The seven Ashanti brothers went to work. Together they cut the wood to make a loom. The younger brothers held the pieces together while the older brothers assembled the loom.
They took turns weaving cloth out of their spools of thread. They made a pattern of stripes and shapes that looked like wings of birds. Soon the brothers had several pieces of beautiful multicolored cloth.
When the cloth was finished, the seven brothers took turns neatly folding the brightly colored fabric. Then they placed it into seven baskets and put the baskets on their heads.
The brothers formed a line from the oldest to the youngest and began the journey to the village.
As soon as they entered the marketplace, the seven Ashanti brothers called out, "Come and buy the most wonderful cloth in the world!"

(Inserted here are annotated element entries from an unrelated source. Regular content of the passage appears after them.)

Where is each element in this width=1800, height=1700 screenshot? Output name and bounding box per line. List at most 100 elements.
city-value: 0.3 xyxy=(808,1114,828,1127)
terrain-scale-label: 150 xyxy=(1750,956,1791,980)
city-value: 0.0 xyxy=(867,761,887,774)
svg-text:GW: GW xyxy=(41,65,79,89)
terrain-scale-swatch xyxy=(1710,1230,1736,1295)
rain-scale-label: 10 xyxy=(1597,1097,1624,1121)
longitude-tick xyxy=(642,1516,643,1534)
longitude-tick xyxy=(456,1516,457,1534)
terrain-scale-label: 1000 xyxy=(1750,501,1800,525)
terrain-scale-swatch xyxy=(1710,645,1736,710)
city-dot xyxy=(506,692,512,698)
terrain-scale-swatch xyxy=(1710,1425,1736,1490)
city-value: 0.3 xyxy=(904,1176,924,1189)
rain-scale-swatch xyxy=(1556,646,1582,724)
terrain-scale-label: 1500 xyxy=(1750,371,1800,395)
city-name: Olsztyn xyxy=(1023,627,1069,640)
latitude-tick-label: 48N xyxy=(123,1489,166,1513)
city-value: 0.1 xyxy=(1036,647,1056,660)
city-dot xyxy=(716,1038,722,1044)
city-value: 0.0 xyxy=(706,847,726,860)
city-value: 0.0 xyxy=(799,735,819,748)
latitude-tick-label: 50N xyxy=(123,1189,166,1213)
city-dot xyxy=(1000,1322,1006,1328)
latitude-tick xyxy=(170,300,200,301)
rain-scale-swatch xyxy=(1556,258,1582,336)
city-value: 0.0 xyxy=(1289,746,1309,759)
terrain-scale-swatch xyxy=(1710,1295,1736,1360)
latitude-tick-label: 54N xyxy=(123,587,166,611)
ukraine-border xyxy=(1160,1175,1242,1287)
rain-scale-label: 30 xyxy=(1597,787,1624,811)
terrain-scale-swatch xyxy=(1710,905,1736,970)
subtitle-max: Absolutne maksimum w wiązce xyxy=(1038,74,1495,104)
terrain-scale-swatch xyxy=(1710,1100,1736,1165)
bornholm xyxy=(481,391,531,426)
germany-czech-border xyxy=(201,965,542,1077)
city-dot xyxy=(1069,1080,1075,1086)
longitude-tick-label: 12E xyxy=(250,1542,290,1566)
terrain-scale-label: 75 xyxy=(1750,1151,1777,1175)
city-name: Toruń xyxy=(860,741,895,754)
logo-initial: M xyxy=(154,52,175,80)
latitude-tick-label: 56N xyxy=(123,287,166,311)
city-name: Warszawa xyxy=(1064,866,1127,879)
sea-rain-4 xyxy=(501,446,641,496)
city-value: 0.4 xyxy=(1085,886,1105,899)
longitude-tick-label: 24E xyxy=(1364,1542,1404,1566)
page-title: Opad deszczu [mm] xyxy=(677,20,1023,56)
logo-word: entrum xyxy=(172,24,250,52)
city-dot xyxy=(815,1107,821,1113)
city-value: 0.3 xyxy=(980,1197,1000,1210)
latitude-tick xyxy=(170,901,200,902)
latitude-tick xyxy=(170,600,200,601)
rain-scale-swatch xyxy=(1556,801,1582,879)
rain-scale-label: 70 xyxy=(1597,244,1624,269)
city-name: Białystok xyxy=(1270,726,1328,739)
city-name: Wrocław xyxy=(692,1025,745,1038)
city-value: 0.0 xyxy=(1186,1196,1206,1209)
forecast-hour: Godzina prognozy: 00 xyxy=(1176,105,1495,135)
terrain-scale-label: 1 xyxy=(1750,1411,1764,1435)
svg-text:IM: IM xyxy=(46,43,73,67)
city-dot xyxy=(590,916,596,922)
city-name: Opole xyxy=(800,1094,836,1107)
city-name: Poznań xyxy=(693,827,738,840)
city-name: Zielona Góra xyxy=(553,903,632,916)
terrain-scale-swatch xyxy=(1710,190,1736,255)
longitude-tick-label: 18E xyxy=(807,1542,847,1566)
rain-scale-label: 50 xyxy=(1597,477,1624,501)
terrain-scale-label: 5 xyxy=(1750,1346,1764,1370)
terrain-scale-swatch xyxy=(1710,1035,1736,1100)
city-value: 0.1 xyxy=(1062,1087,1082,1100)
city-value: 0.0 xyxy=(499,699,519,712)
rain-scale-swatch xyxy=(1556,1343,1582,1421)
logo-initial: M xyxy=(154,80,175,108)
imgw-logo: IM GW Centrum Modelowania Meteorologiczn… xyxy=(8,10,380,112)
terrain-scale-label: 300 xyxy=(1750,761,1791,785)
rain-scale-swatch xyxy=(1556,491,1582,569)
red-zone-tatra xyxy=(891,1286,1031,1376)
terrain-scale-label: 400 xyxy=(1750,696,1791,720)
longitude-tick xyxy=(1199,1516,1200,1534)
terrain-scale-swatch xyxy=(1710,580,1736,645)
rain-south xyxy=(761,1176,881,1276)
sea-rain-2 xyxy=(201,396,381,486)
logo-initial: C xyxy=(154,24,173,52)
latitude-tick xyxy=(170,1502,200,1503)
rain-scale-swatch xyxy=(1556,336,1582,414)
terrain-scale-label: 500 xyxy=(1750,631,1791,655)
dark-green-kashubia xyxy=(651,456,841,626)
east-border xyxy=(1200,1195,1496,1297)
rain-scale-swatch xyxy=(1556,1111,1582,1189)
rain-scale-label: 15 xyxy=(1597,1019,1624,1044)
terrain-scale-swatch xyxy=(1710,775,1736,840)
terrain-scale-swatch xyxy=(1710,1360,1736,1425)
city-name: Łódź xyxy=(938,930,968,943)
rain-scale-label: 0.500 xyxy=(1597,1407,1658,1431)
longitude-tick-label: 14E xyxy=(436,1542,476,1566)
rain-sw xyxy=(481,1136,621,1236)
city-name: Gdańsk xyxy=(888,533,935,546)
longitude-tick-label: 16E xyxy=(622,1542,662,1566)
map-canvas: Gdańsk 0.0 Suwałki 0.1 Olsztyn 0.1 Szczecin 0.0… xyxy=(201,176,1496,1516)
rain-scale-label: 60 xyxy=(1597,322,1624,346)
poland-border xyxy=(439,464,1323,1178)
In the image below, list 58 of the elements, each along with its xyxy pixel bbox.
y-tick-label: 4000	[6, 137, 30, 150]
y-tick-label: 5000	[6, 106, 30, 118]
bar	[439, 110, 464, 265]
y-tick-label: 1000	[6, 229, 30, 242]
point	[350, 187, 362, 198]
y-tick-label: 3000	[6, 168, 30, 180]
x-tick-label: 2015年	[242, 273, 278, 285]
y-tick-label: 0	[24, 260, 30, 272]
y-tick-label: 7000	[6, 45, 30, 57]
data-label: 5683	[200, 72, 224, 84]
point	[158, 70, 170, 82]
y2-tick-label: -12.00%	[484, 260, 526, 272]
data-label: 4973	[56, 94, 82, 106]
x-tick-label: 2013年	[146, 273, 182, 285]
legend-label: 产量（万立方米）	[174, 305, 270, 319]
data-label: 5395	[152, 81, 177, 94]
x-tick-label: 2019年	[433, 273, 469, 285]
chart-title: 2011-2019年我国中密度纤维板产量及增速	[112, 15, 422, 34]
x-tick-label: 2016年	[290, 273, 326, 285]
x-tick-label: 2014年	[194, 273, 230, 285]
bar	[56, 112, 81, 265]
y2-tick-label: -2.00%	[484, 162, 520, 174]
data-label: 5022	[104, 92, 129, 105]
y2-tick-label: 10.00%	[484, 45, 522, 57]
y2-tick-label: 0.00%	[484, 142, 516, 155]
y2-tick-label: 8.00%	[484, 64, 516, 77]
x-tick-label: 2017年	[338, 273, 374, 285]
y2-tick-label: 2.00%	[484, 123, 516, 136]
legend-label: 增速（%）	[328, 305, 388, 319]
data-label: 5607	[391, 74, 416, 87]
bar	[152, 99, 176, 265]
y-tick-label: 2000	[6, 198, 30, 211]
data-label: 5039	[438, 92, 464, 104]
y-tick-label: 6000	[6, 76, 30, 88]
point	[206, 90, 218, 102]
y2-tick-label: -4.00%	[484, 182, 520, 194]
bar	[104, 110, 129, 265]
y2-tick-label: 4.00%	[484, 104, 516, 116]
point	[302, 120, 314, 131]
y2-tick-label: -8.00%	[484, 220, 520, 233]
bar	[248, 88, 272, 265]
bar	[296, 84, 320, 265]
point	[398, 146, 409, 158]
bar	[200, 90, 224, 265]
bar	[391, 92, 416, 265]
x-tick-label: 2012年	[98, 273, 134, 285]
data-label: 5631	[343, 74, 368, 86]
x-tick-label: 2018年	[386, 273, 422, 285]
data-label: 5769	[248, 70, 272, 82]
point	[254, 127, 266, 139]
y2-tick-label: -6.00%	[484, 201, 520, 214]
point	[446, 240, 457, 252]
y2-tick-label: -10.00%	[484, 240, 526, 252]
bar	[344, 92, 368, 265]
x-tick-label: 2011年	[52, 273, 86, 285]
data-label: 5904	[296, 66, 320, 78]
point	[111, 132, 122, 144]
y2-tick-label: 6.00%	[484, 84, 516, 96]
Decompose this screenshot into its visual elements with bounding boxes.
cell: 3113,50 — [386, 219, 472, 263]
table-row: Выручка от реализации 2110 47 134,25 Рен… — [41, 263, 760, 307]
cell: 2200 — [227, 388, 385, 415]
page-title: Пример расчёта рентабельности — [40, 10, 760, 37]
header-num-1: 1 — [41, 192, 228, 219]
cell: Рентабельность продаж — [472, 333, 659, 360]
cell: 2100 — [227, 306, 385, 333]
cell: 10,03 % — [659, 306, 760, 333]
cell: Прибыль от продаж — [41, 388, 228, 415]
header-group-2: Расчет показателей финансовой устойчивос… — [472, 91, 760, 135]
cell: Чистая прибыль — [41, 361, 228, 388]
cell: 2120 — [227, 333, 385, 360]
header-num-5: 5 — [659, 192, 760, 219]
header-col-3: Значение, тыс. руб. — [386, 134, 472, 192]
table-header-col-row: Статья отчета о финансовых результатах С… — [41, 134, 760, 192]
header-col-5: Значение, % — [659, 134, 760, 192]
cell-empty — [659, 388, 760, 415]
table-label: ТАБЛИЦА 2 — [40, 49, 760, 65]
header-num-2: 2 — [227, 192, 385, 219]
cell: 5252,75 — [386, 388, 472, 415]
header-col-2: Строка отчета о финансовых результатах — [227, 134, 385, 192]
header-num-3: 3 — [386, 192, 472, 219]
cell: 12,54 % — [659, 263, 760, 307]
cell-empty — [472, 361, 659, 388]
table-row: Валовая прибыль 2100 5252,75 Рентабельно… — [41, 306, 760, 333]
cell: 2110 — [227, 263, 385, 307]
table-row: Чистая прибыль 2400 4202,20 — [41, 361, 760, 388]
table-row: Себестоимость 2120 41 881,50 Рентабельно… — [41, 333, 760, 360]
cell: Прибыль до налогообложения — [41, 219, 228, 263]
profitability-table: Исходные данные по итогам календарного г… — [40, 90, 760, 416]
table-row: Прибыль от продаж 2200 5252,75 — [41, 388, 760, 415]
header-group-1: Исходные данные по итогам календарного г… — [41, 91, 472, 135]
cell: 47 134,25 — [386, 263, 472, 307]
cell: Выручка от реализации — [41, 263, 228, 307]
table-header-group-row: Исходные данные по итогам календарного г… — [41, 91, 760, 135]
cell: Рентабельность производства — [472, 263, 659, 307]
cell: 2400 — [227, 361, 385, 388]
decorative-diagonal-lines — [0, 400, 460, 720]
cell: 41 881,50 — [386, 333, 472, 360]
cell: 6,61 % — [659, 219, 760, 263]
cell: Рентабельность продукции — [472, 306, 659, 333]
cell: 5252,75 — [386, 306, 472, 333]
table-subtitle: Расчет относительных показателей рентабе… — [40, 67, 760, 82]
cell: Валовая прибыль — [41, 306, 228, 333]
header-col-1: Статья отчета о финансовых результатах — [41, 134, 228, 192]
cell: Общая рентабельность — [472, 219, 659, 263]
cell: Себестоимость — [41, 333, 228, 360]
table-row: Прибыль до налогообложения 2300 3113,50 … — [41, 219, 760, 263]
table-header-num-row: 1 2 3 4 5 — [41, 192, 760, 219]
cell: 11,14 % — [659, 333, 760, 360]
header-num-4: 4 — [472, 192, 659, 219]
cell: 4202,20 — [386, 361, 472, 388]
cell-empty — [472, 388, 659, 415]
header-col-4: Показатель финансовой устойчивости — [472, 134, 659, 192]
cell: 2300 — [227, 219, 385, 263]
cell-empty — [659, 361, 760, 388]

Suddenly, a man dressed in magnificent robes pushed his way to the front of the crowd. Everyone stepped back respectfully. It was the king's treasurer. He rubbed the cloth between the palms of his hands. Then he held it up to the sunlight.
"What a thing of beauty," he said. "This cloth will make a wonderful gift for the king! I must have all of it."
The seven brothers whispered together.
"Cloth fit for a king," said the oldest, "should be purchased at a price only a king can pay. It is yours for one bag of gold."
"Sold," said the king's treasurer. He untied his bag of gold and spilled out many pieces for the brothers.
The seven Ashanti brothers ran out of the marketplace and back down the road to their village.